この前ご紹介した、土井さんの対談本で、「和える」ということについて語られていました。


旧暦のお正月の朝、箒がけしつつ、「和える」ことに考えを巡らしました。そのことをnoteにまとめてみようと思います。


和食には、「和物(あえもの)」という調理の方法がありますよね。
「和える」って、「混ぜる」じゃない。
満遍なく混ぜてしまうと、別物になると。
一番きれいなところでやめるのが大事なんだと土井さんは言います。

「和える」という感覚って、様々なことに通じるなと思います。

例えば、音楽。


いい演奏は「一人ひとりが自分の演奏を追求しているのに、バンドとしての全体のまとまりがある」と、ジャズ評論家の清水俊彦さんから伺ったことがあります。たしか、レオ・スミスのバンドのことをそのように話していたような記憶があります。

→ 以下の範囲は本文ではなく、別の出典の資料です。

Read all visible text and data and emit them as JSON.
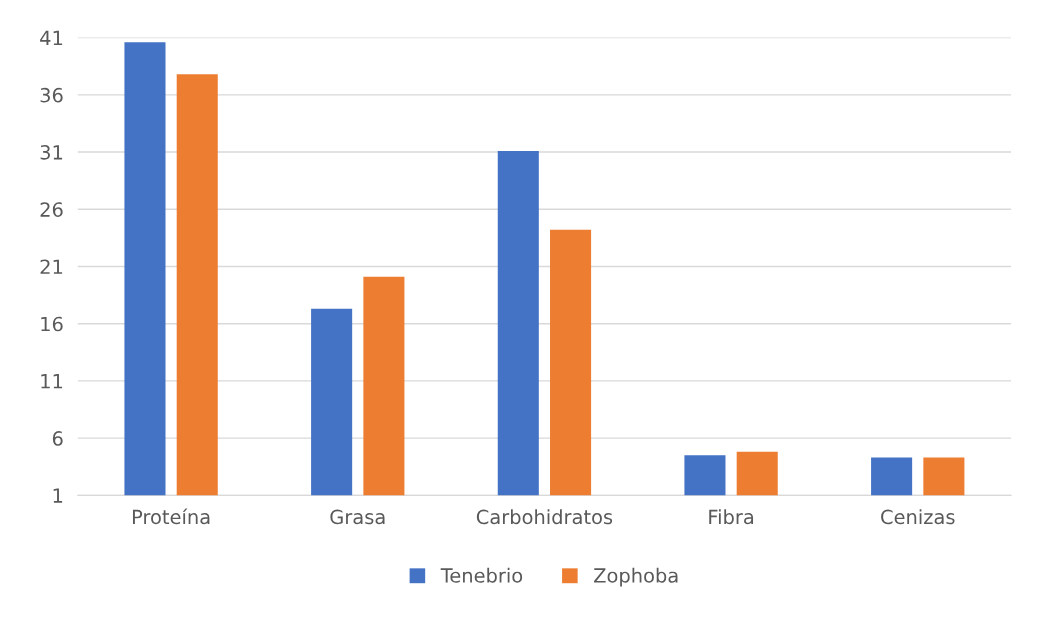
{
  "chart_data": {
    "type": "bar",
    "categories": [
      "Proteína",
      "Grasa",
      "Carbohidratos",
      "Fibra",
      "Cenizas"
    ],
    "series": [
      {
        "name": "Tenebrio",
        "color": "#4472c4",
        "values": [
          40.6,
          17.3,
          31.1,
          4.5,
          4.3
        ]
      },
      {
        "name": "Zophoba",
        "color": "#ed7d31",
        "values": [
          37.8,
          20.1,
          24.2,
          4.8,
          4.3
        ]
      }
    ],
    "ylim": [
      1,
      41
    ],
    "yticks": [
      1,
      6,
      11,
      16,
      21,
      26,
      31,
      36,
      41
    ],
    "grid": "y",
    "legend": "bottom"
  }
}
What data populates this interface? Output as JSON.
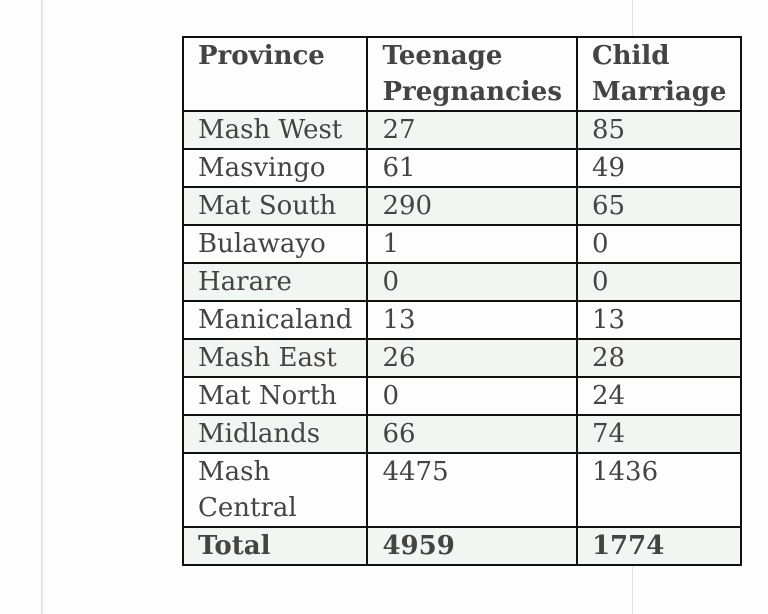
{
  "table": {
    "headers": [
      "Province",
      "Teenage Pregnancies",
      "Child Marriage"
    ],
    "rows": [
      {
        "province": "Mash West",
        "teenage_pregnancies": "27",
        "child_marriage": "85"
      },
      {
        "province": "Masvingo",
        "teenage_pregnancies": "61",
        "child_marriage": "49"
      },
      {
        "province": "Mat South",
        "teenage_pregnancies": "290",
        "child_marriage": "65"
      },
      {
        "province": "Bulawayo",
        "teenage_pregnancies": "1",
        "child_marriage": "0"
      },
      {
        "province": "Harare",
        "teenage_pregnancies": "0",
        "child_marriage": "0"
      },
      {
        "province": "Manicaland",
        "teenage_pregnancies": "13",
        "child_marriage": "13"
      },
      {
        "province": "Mash East",
        "teenage_pregnancies": "26",
        "child_marriage": "28"
      },
      {
        "province": "Mat North",
        "teenage_pregnancies": "0",
        "child_marriage": "24"
      },
      {
        "province": "Midlands",
        "teenage_pregnancies": "66",
        "child_marriage": "74"
      },
      {
        "province": "Mash Central",
        "teenage_pregnancies": "4475",
        "child_marriage": "1436"
      }
    ],
    "total": {
      "label": "Total",
      "teenage_pregnancies": "4959",
      "child_marriage": "1774"
    }
  },
  "colors": {
    "row_tint": "#f2f6f3",
    "border": "#111111",
    "text": "#444444"
  }
}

*たまたま、レオ・スミスを検索したら出てきた記事です。
母校の出身の方だったので、嬉しくなって引用させていただきました。

例えば、教育。


個性豊かに、とはいうけれど、実際にはどうなんだろう。
役に立てる喜びを知っている子が学校の一人一人だったら、そして、いろいろな役割があることを誰もが理解している学校だったら、「みんなちがってみんないい」はうまく回ります。

(詳しくは「特活」についての記事に書かせていただきました↓)

例えば、茶道。


茶道は総合芸術の世界。一期一会の一服を味わっていただくために、さまざまな要素を、うまくその日、その時のお茶席に取り込んでいく必要があります。

その時に、亭主の好みや趣味などでお茶席を創っていくことも大切なのだろうけれど、そこに集う方々のいろいろな情報や、持ち込んでくるものを「和える」と、誰もが思っていないような調和の世界が現れる。まさに、一期一会とはそういう自然現象のことを指すのではないかと思います。

例えば、組織経営。


経営者が社員一人一人の顔が見えないように「混ぜて」仕舞えば、いっときビジネスはスムーズに進むかもしれませんが、必ず限界がきます。

高度経済成長で肥大化した資本主義などはその典型で、組織と一人一人がかけ離れてしまいました。

30年間のGDP横ばい時代を経たコロナ禍により、その辺りは変化してきつつあるなと感じます。

規模は大きくなくても、一人一人が自分の感覚を信じてモノを作る。
買う側と作り手が、もっと近くに寄り添いながら、お互いの顔が見える範囲で、モノを開発していく。
そういった、誰もが幸せになる、フラットな関係性を生み出すビジネスは、
まさに「和える」世界。

あらためて、和食は奥が深いな〜と思いました。
普段何気なくやっているものではありますが、あらためて一つ一つの調理方法や所作を見直していくと、生き方のヒントが隠されているのかもしれません。